What is it about?
The Air Quality Monitoring Project is a pilot study to test the concept of localised air pollution monitoring. It forms part of the Swansea Bay City Deal project called ‘Supporting Innovation and Low Carbon Growth’, led by NPT Council. It is delivered as part of the council’s Decarbonisation and Renewable Energy (DARE) Strategy.
The aim of the pilot study is to achieve a better understanding of air quality on a local level by using digital technology.
Better data means we can:
- more effectively target interventions,
- identify particular pollution hotspots and sources that were previously hidden,
- gain a better understanding of the impact of particular policies; crucial to designing effective strategies for managing air pollution.

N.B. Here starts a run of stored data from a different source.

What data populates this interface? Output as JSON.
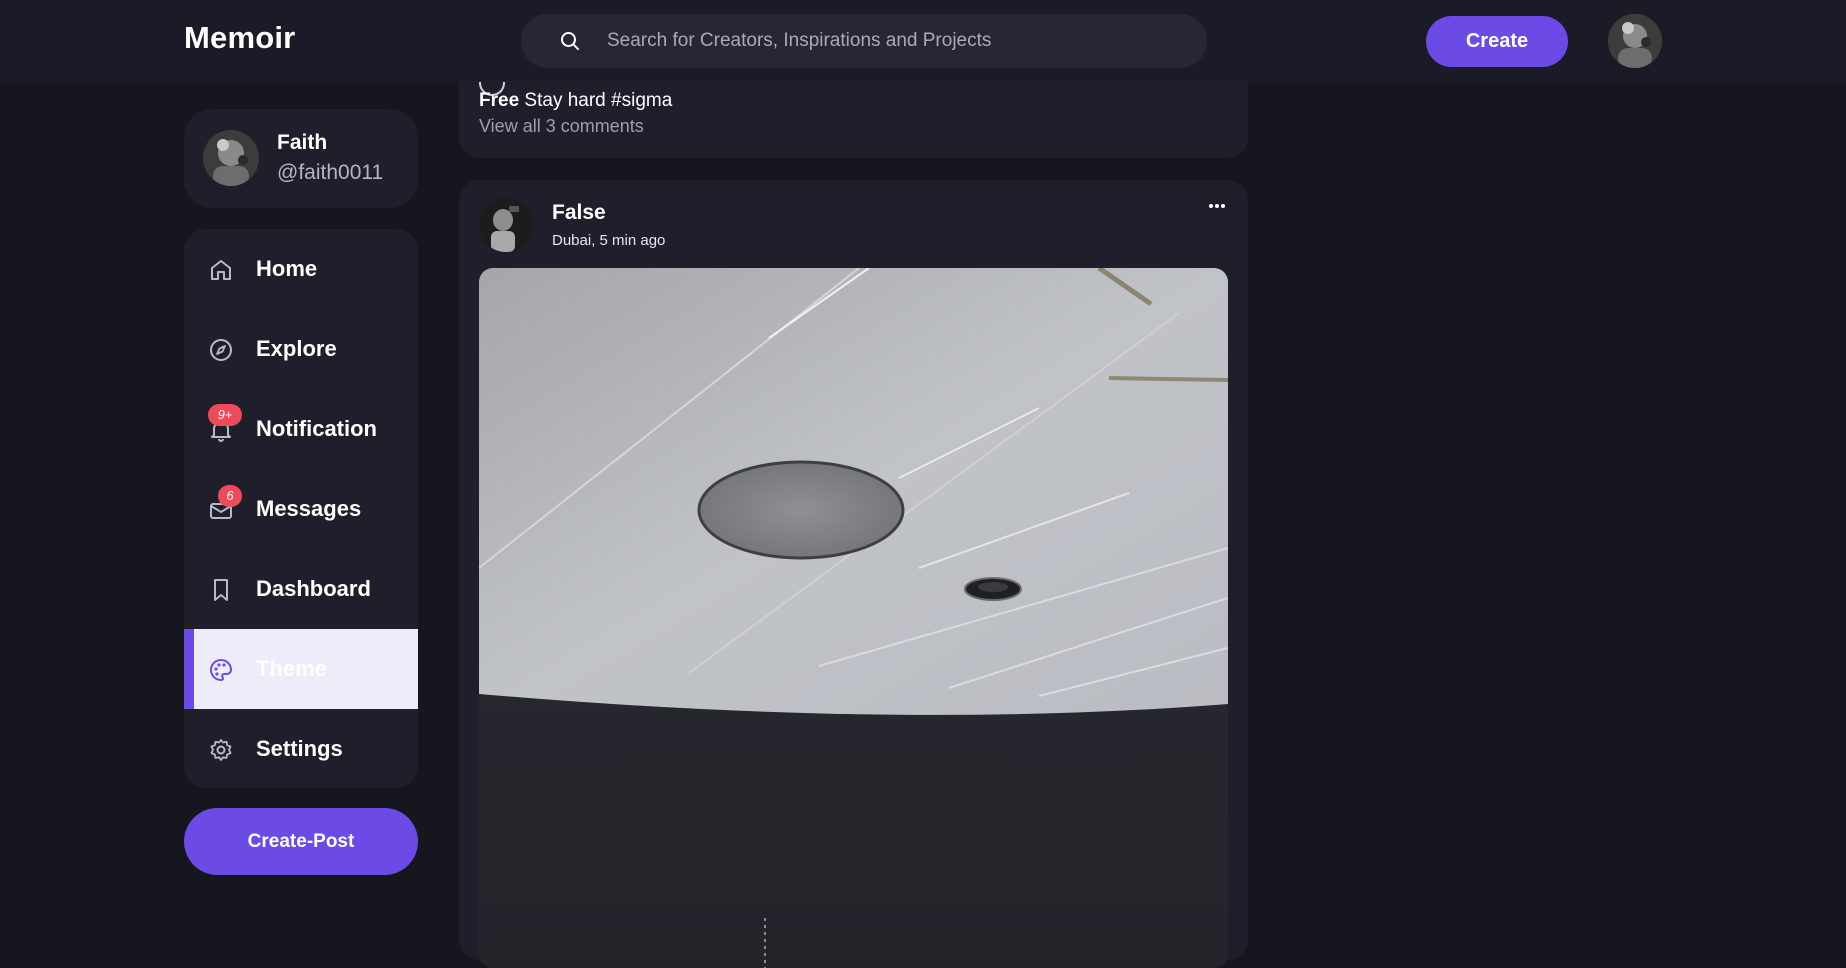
{
  "app": {
    "logo": "Memoir"
  },
  "search": {
    "placeholder": "Search for Creators, Inspirations and Projects"
  },
  "header": {
    "create_label": "Create"
  },
  "profile": {
    "name": "Faith",
    "handle": "@faith0011"
  },
  "nav": {
    "items": [
      {
        "label": "Home",
        "icon": "home-icon"
      },
      {
        "label": "Explore",
        "icon": "compass-icon"
      },
      {
        "label": "Notification",
        "icon": "bell-icon",
        "badge": "9+"
      },
      {
        "label": "Messages",
        "icon": "mail-icon",
        "badge": "6"
      },
      {
        "label": "Dashboard",
        "icon": "bookmark-icon"
      },
      {
        "label": "Theme",
        "icon": "palette-icon",
        "active": true
      },
      {
        "label": "Settings",
        "icon": "gear-icon"
      }
    ]
  },
  "create_post_label": "Create-Post",
  "previous_post": {
    "author": "Free",
    "caption": "Stay hard #sigma",
    "comments_link": "View all 3 comments"
  },
  "post": {
    "author": "False",
    "meta": "Dubai, 5 min ago",
    "more_icon": "more-horizontal-icon"
  },
  "colors": {
    "accent": "#6b4ae6",
    "background": "#16161f",
    "card": "#1f1f2c",
    "badge": "#ef4a5a"
  }
}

This pilot project will see 70 digital sensors attached to lampposts in some residential areas in Port Talbot.
Where will the sensors be
Sensors will be located in:
- Baglan Energy Park
The area will act as a test bed for the technology and will provide real time data on how air quality varies between different neighbourhoods.
We are collaborating with a local company Vortex IoT who have developed this innovative technology. Vortex IoT will provide the sensors, wireless network and maintenance support. It is the first project of this kind in Wales
Why are we doing it?
We know when air quality is poor it is unhealthy, especially for people who are sensitive to it such as children, older adults or people with respiratory illnesses.
Air quality isn’t the same everywhere and pollution can build up in isolated pockets. Local sources, for example industry or a busy road and even rail infrastructure can affect air quality.
Different areas have different levels of air quality at different times so it is important for us to measure, monitor and analyse what is happening and where. That way we can identify trouble spots and ensure that we are taking the right steps to ensure we all enjoy the cleanest air possible.
Air quality monitoring has been undertaken in Neath Port Talbot for many years. Advances in digital technology means that we can now carry out local monitoring providing granular data in real time about potential pollution sources which up until now have mostly been invisible.
Who will benefit and how?
The localised approach to air quality monitoring will provide the project with a verified source of real time air quality data that can be linked to events within that community, for example traffic flows, industrial processes etc.
Better measurement means the council can more effectively target interventions, identify any pollution hotspots and pollution sources that were previously hidden and help it improve air quality and health outcomes.
Who is responsible?
The Air Quality Monitoring Project will be subject to a governance structure, which includes a Project Board and associated City Deal Governance.
The Air Quality Monitoring Project will be managed on a day-to-day basis by the air quality team within the council’s Environmental Health team to ensure synergy with existing air quality programmes of work.